We used Mean Squared Error (MSE) as the loss function, and Adamax optimizer with initial learning rate of 1e-3.

Training was performed for 4,000 epochs total on consecutive subsets of 20 million journeys, simulating “online” training. By the end of training, the MSE value on validation set was at about ~13.5.

But how good is MSE of ~13.5? Can the neural network be usable at this point? Well, MSE of 13.5 translates into 3.7 minutes of standard deviation of predicted values being off from the ground truth… but the routes in California-Nevada region may differ significantly in size: 3.7 minutes difference may be OK for an hour-long route, but for a route which is under 10 minutes - that’s a big difference. So, a chart showing how prediction accuracy varies depending on route length can tell a better story – Figure 2.

Figure 2. Variation of prediction accuracy as a function of route length.

Another great tool for evaluating prediction accuracy which we built here in Esri, is a WMS REST service endpoint wrapping our trained neural network. The service returns a geographically bound PNG containing travel time surface, where every pixel is colored proportionally to the time it takes to reach it from the central pixel. Once constrained by a maximum travel time value, such surface looks like a isochron polygon. Figure 3 shows isochrones being built around San Francisco:

Figure 3. Isochron polygon constrained by 20-minute travel time.

Figure 3. Isochron polygon constrained by 20-minute travel time.

If such isochrones remind you of Network Analyst Service Area polygons, you are not mistaken: ultimately, in such form, both represent “reachability” zones and, if our neural network was trained well, these two should match closely. Figure 4 shows how neural network produced isochron (blue) matches Service Area polygon (red) built for the same departure location and time of day. Note how closely the boundaries of two polygons match in places where they both intersect with the streets. It is also important to note, that San Francisco area is particularly challenging due to an intricate coastal line and uneven distribution of transportation graph elements, and nevertheless, our neural network gets a good grasp on this complexity producing very compelling predictions.

Figure 4. Neural network isochrons (blue) and matching Service Area polygons (red).

Figure 4. Neural network isochrons (blue) and matching Service Area polygons (red).

So, what about the road congestions which we mentioned before? Here is the last animation for today, Figure 5, showing how a 25-minute isochron changes over a 24 hours period. You can see how the isochron shrinks during the business hours, and how it expands back during the night.

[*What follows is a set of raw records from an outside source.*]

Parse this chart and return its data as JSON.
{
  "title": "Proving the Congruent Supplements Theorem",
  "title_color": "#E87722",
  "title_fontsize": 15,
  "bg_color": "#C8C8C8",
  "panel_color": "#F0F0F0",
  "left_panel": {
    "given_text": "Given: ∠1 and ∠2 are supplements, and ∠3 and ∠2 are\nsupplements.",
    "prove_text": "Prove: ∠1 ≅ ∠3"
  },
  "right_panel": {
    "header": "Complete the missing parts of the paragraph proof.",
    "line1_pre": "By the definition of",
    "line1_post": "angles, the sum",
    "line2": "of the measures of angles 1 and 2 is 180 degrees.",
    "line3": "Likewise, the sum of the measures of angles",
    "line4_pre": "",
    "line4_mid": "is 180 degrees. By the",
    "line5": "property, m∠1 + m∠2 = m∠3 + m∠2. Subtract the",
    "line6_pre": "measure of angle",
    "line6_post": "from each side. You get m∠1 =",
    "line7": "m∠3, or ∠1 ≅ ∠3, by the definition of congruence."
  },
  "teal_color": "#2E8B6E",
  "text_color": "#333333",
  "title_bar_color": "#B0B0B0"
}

Figure 5. Road congestion patterns captured by the neural network during training. There corlor rings were added for visualization purposes and are similar to isolines of a continuous 3d surface, where the 3rd dimension is time. That animation has 12 rings colored (or left transparent) for ranges of travel times falling into 125 second buckets – 12 total, summing up to 25 minutes.

The road ahead

Although we have achieved here some impressive results, there is room for improvement. One particular path which we want to explore further down the road, is to check the applicability of one-dimensional convolutional network instead of MLP. The reason for this is simple: there is a strong correlation between the coordinates, and multiple repeating patterns in the training data – this makes our scenario a good candidate for a convolutional architecture which will scale better for larger geographical areas.

Another area of improvement can be illustrated with the Figure 2 above: we want smaller standard deviation values for shorter routes, and this can be achieved by more accurate selection of the training data, giving shorter routes a bigger share in the training set.

And, of course, the final step – using the trained neural network in transportation analysis and planning.

We will keep you updated on the progress.